Un principe d’exonération de TVA pour les services rendus à leurs adhérents par les OSBL.

L’article 261 B du CGI créé un régime de faveur au regard de la Taxe sur la Valeur Ajoutée pour « les services rendus à leurs adhérents par les groupements constitués par des personnes physiques ou morales exerçant une activité exonérée de TVA ou pour laquelle elles n’ont pas la qualité d’assujetti, à la condition qu’ils concourent directement et exclusivement à la réalisation de ces opération exonérées ou exclues du champ d’application de la TVA, et que les sommes réclamées aux adhérent correspondent exactement à la part leur incombant dans la dépense commune ».
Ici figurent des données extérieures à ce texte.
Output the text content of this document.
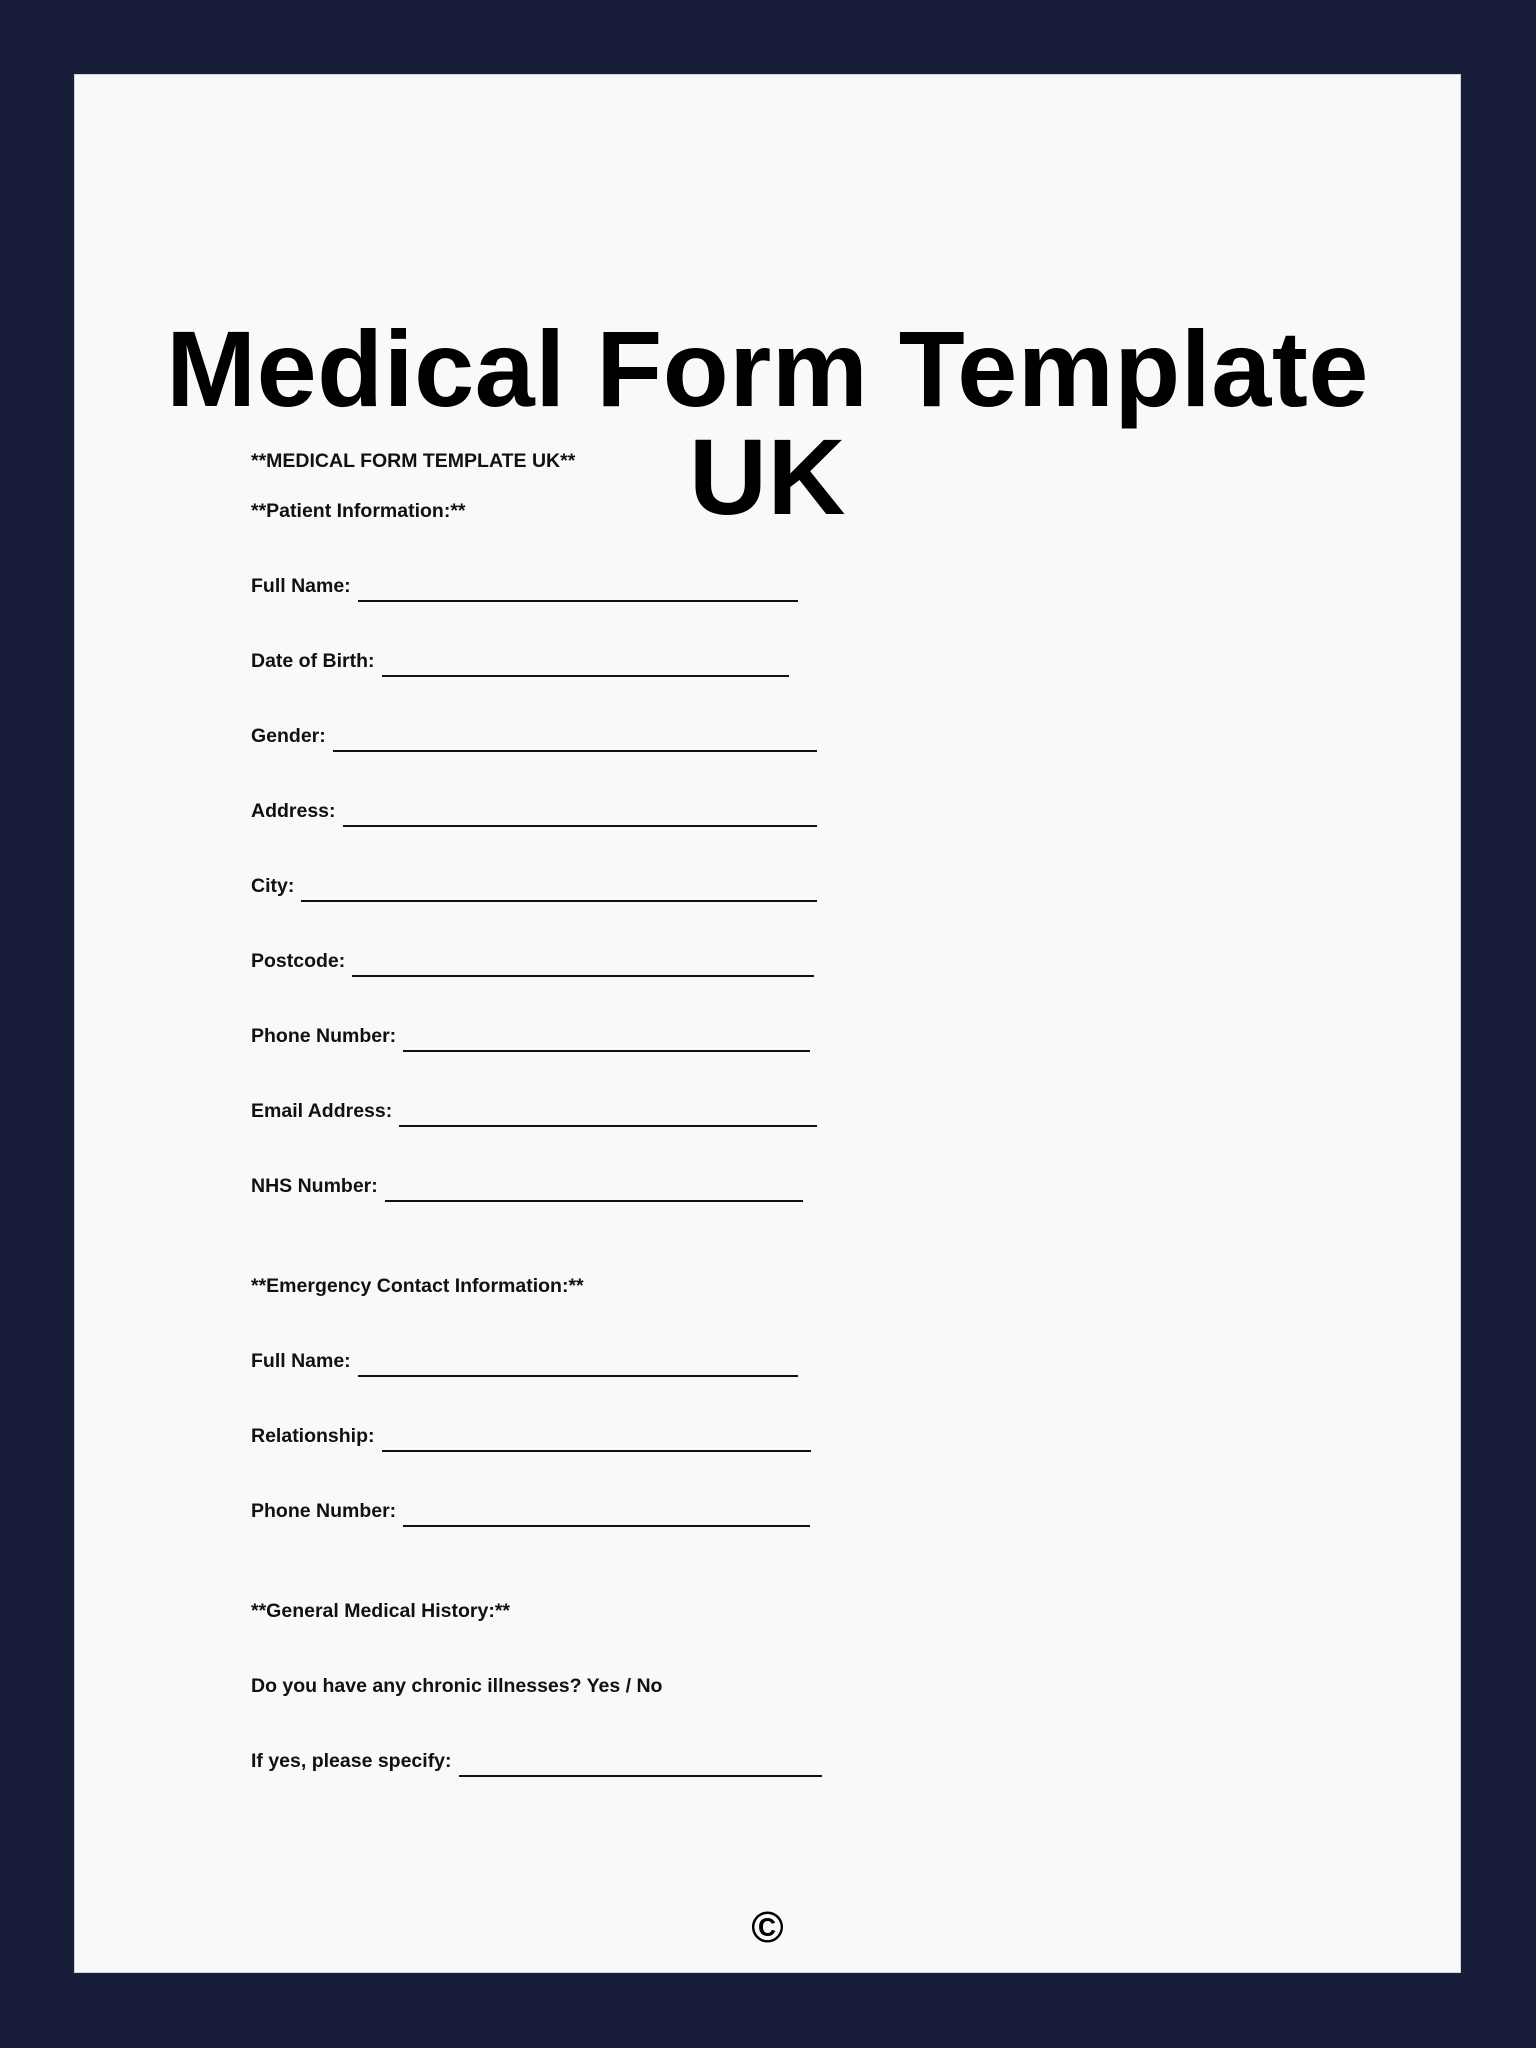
Medical Form Template UK
**MEDICAL FORM TEMPLATE UK**
**Patient Information:**
Full Name:
Date of Birth:
Gender:
Address:
City:
Postcode:
Phone Number:
Email Address:
NHS Number:
**Emergency Contact Information:**
Full Name:
Relationship:
Phone Number:
**General Medical History:**
Do you have any chronic illnesses? Yes / No
If yes, please specify:
©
Pris in extenso, l’exonération prévue par cet article peut ainsi concerner les organismes sans but lucratif qui rendent des services d’ordre professionnel à leurs membres, ou les fédération, unions ou associations proposant des services au profit de leurs associations membres.

Sont ainsi visés[3] :

– Les services qui sont rendus à des membres;
– Lesquels doivent être des associations exonérées de TVA ou n’ayant pas la qualité d’assujetties ;
– Les services qui concourent directement et exclusivement à la réalisation d’opérations d’ordre professionnel exonérées ou exclues du champ d’application de la TVA ;
– Les sommes correspondants à des remboursements de frais, à prix coûtant.
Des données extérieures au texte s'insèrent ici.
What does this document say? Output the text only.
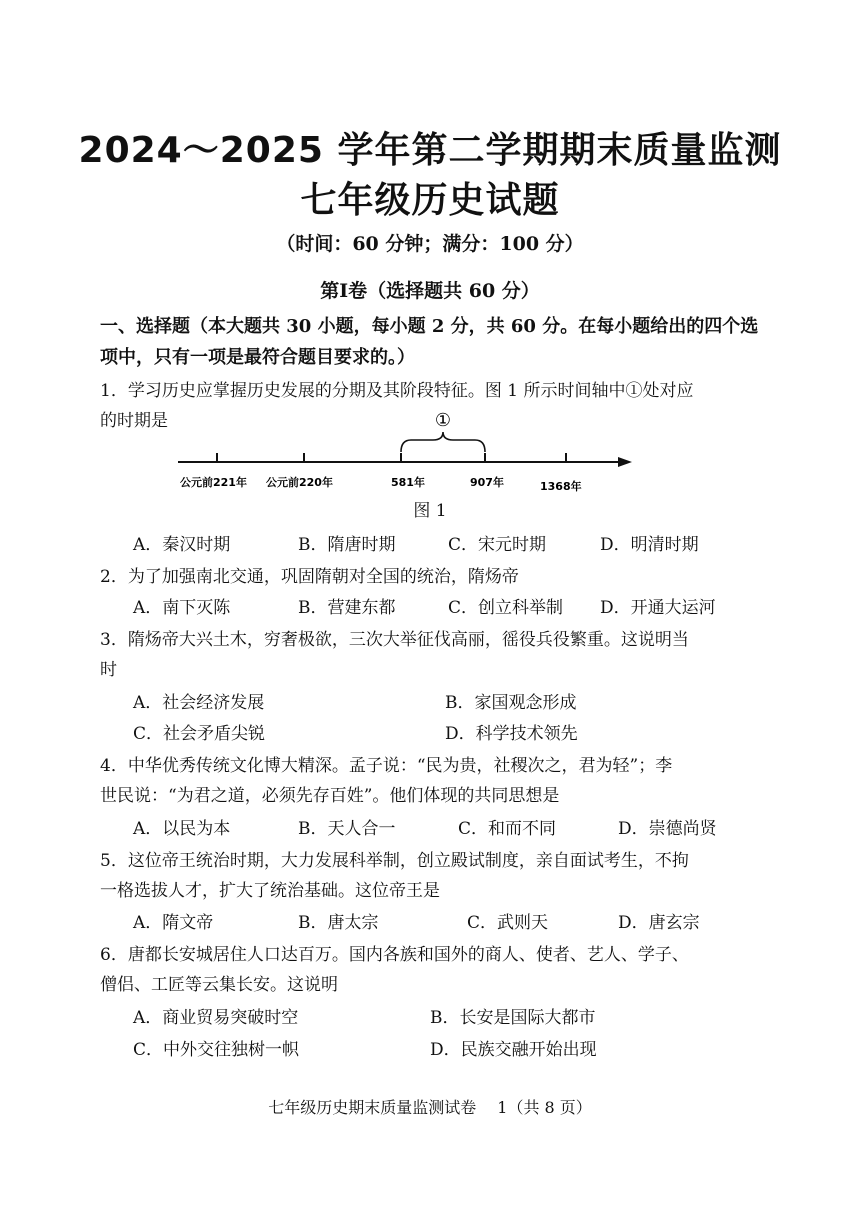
2024～2025 学年第二学期期末质量监测
七年级历史试题
（时间：60 分钟；满分：100 分）
第Ⅰ卷（选择题共 60 分）
一、选择题（本大题共 30 小题，每小题 2 分，共 60 分。在每小题给出的四个选
项中，只有一项是最符合题目要求的。）
1．学习历史应掌握历史发展的分期及其阶段特征。图 1 所示时间轴中①处对应
的时期是	①
公元前221年 公元前220年	581年	907年	1368年
图 1
A．秦汉时期	B．隋唐时期	C．宋元时期	D．明清时期
2．为了加强南北交通，巩固隋朝对全国的统治，隋炀帝
A．南下灭陈	B．营建东都	C．创立科举制 D．开通大运河
3．隋炀帝大兴土木，穷奢极欲，三次大举征伐高丽，徭役兵役繁重。这说明当
时
A．社会经济发展	B．家国观念形成
C．社会矛盾尖锐	D．科学技术领先
4．中华优秀传统文化博大精深。孟子说：“民为贵，社稷次之，君为轻”；李
世民说：“为君之道，必须先存百姓”。他们体现的共同思想是
A．以民为本	B．天人合一	C．和而不同	D．崇德尚贤
5．这位帝王统治时期，大力发展科举制，创立殿试制度，亲自面试考生，不拘
一格选拔人才，扩大了统治基础。这位帝王是
A．隋文帝	B．唐太宗	C．武则天	D．唐玄宗
6．唐都长安城居住人口达百万。国内各族和国外的商人、使者、艺人、学子、
僧侣、工匠等云集长安。这说明
A．商业贸易突破时空	B．长安是国际大都市
C．中外交往独树一帜	D．民族交融开始出现
七年级历史期末质量监测试卷　 1（共 8 页）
En application de cette règlementation, on conçoit donc que, dès lors que les conditions ci-dessus sont respectées, sont exonérées de TVA la gestion de la paie du personnel par exemple, ou encore les travaux informatiques, etc.

Toutefois, depuis le 1er janvier 2016, une controverse est née sur l’application de ce régime d’exonération quant aux opérations de mise à disposition de personnels ou de biens, mobiliers ou immobiliers, divisant la doctrine sur le sujet.

 

Un changement de position de l’administration fiscale sujet à interprétation

Jusqu’en 2016, la doctrine fiscale précitée[4] admettait l’extension de cette exonération à la mise à disposition, à prix coûtant, de personnels ou de biens effectuée pour des motifs d’intérêts public ou social.
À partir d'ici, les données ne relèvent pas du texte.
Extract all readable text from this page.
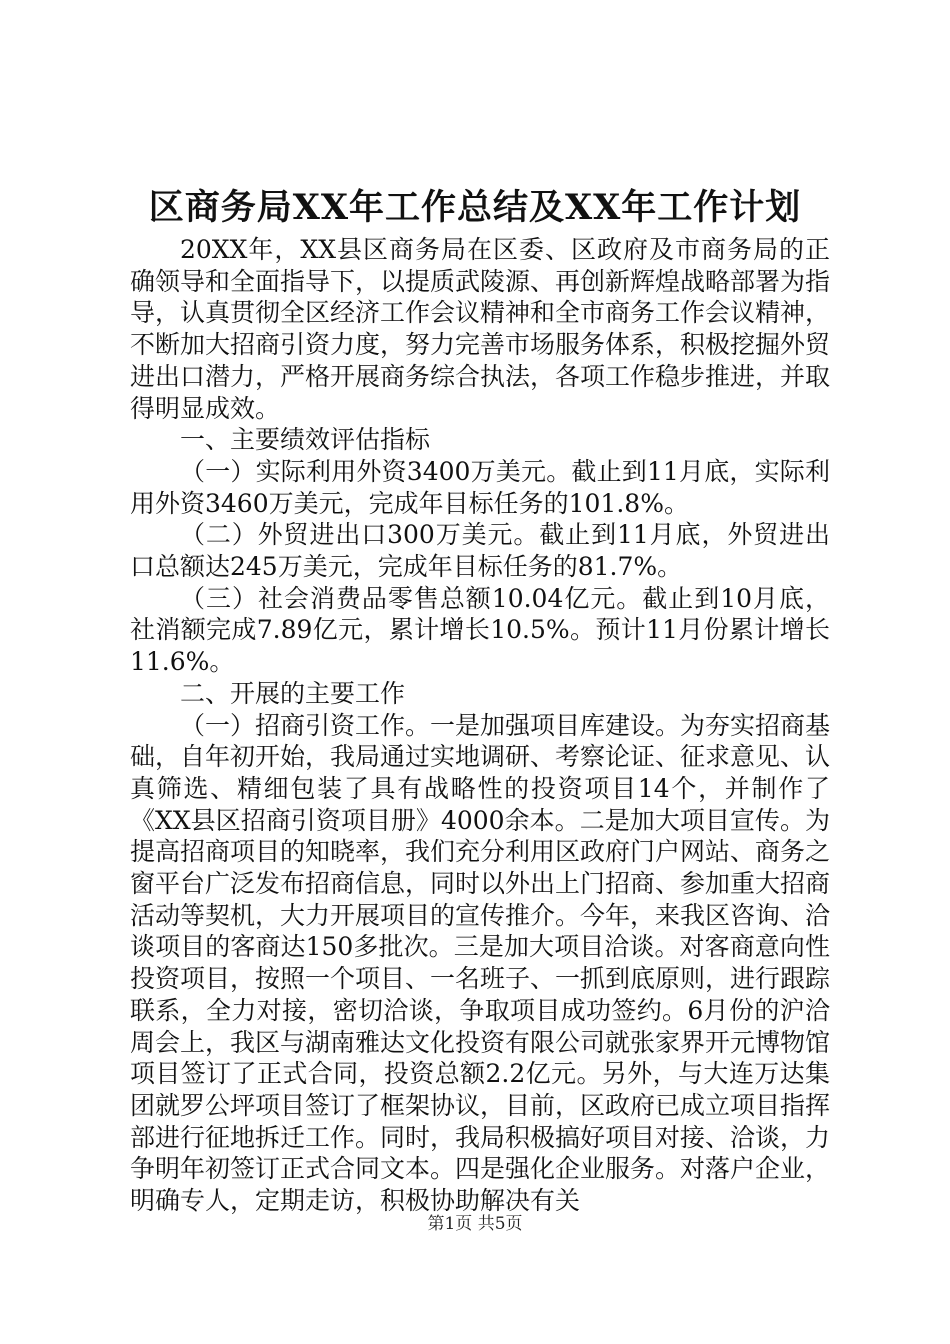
区商务局XX年工作总结及XX年工作计划

20XX年，XX县区商务局在区委、区政府及市商务局的正确领导和全面指导下，以提质武陵源、再创新辉煌战略部署为指导，认真贯彻全区经济工作会议精神和全市商务工作会议精神，不断加大招商引资力度，努力完善市场服务体系，积极挖掘外贸进出口潜力，严格开展商务综合执法，各项工作稳步推进，并取得明显成效。

一、主要绩效评估指标

（一）实际利用外资3400万美元。截止到11月底，实际利用外资3460万美元，完成年目标任务的101.8%。

（二）外贸进出口300万美元。截止到11月底，外贸进出口总额达245万美元，完成年目标任务的81.7%。

（三）社会消费品零售总额10.04亿元。截止到10月底，社消额完成7.89亿元，累计增长10.5%。预计11月份累计增长11.6%。

二、开展的主要工作

（一）招商引资工作。一是加强项目库建设。为夯实招商基础，自年初开始，我局通过实地调研、考察论证、征求意见、认真筛选、精细包装了具有战略性的投资项目14个，并制作了《XX县区招商引资项目册》4000余本。二是加大项目宣传。为提高招商项目的知晓率，我们充分利用区政府门户网站、商务之窗平台广泛发布招商信息，同时以外出上门招商、参加重大招商活动等契机，大力开展项目的宣传推介。今年，来我区咨询、洽谈项目的客商达150多批次。三是加大项目洽谈。对客商意向性投资项目，按照一个项目、一名班子、一抓到底原则，进行跟踪联系，全力对接，密切洽谈，争取项目成功签约。6月份的沪洽周会上，我区与湖南雅达文化投资有限公司就张家界开元博物馆项目签订了正式合同，投资总额2.2亿元。另外，与大连万达集团就罗公坪项目签订了框架协议，目前，区政府已成立项目指挥部进行征地拆迁工作。同时，我局积极搞好项目对接、洽谈，力争明年初签订正式合同文本。四是强化企业服务。对落户企业，明确专人，定期走访，积极协助解决有关

第1页 共5页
Cette dernière condition était réputée acquise dès lors que la mise à disposition était consentie pour les besoins de l’activité non soumise à TVA d’un organisme sans but lucratif bénéficiant d’une exonération au titre des « services de caractère social, éducatif, culturel ou sportif rendus à leur membre »[5] ou pour « les opérations faîtes au bénéfice de toute personne par des œuvres sans but lucratif qui présentent un caractère social ou philanthropique et dont la gestion est désintéressée »[6].

Le Code Général des Impôts parle à ce titre d’organisme dit « d’utilité générale »[7].

Cette tolérance administrative a été supprimée à compter du 1er janvier 2016 pour des raisons invoquées de « mise en conformité communautaire ».

A ce titre, nous rappelons d’ors et déjà que le droit communautaire invoqué est issu de la Directive Européenne du 28 novembre 2006[8], et plus particulièrement de son article 132, 1, f, sous le chaître 2 « Exonération en faveur de certaines activités d’intérêt général », qui exonère « les prestations de services effectuées par des groupements autonomes de personnes exerçant une activité exonérée ou pour laquelle elles n’ont pas la qualité d’assujetti, en vue de rendre à leurs membres les services directement nécessaires à l’exercice de cette activité, lorsque ces groupements se bornent à réclamer à leurs membres le remboursement exact de la part leur incombant dans les dépenses engagées en commun, à condition que cette exonération ne soit pas susceptible de provoquer des distorsions de concurrence ».

Face aux potentiels désagréments engendrés par la suppression de cette tolérance administrative, et aux conséquences financières subséquentes, le Ministre de l’Economie et des Finances précise, par un courrier du 21 mars 2016 adressé aux Secrétaires Généraux des Confédérations Syndicales de salariés, que l’exonération est maintenue pour les syndicats et les comités d’entreprise. Cette réponse ne vise toutefois que les mise à dispositions de personnel, excluant, de facto, de l’exonération les mises à dispositions de biens matériels mobiliers ou immobiliers au profit de ces organismes.

 

L’intérêt public ou social, élément clé de la problématique

En réalité, la situation actuelle peut être résumée clairement. La tolérance administrative permettait de satisfaire intégralement les conditions de l’article 261B dès lors que, notamment, la mise à disposition était effectuée pour des motifs « d’intérêt public ou social ».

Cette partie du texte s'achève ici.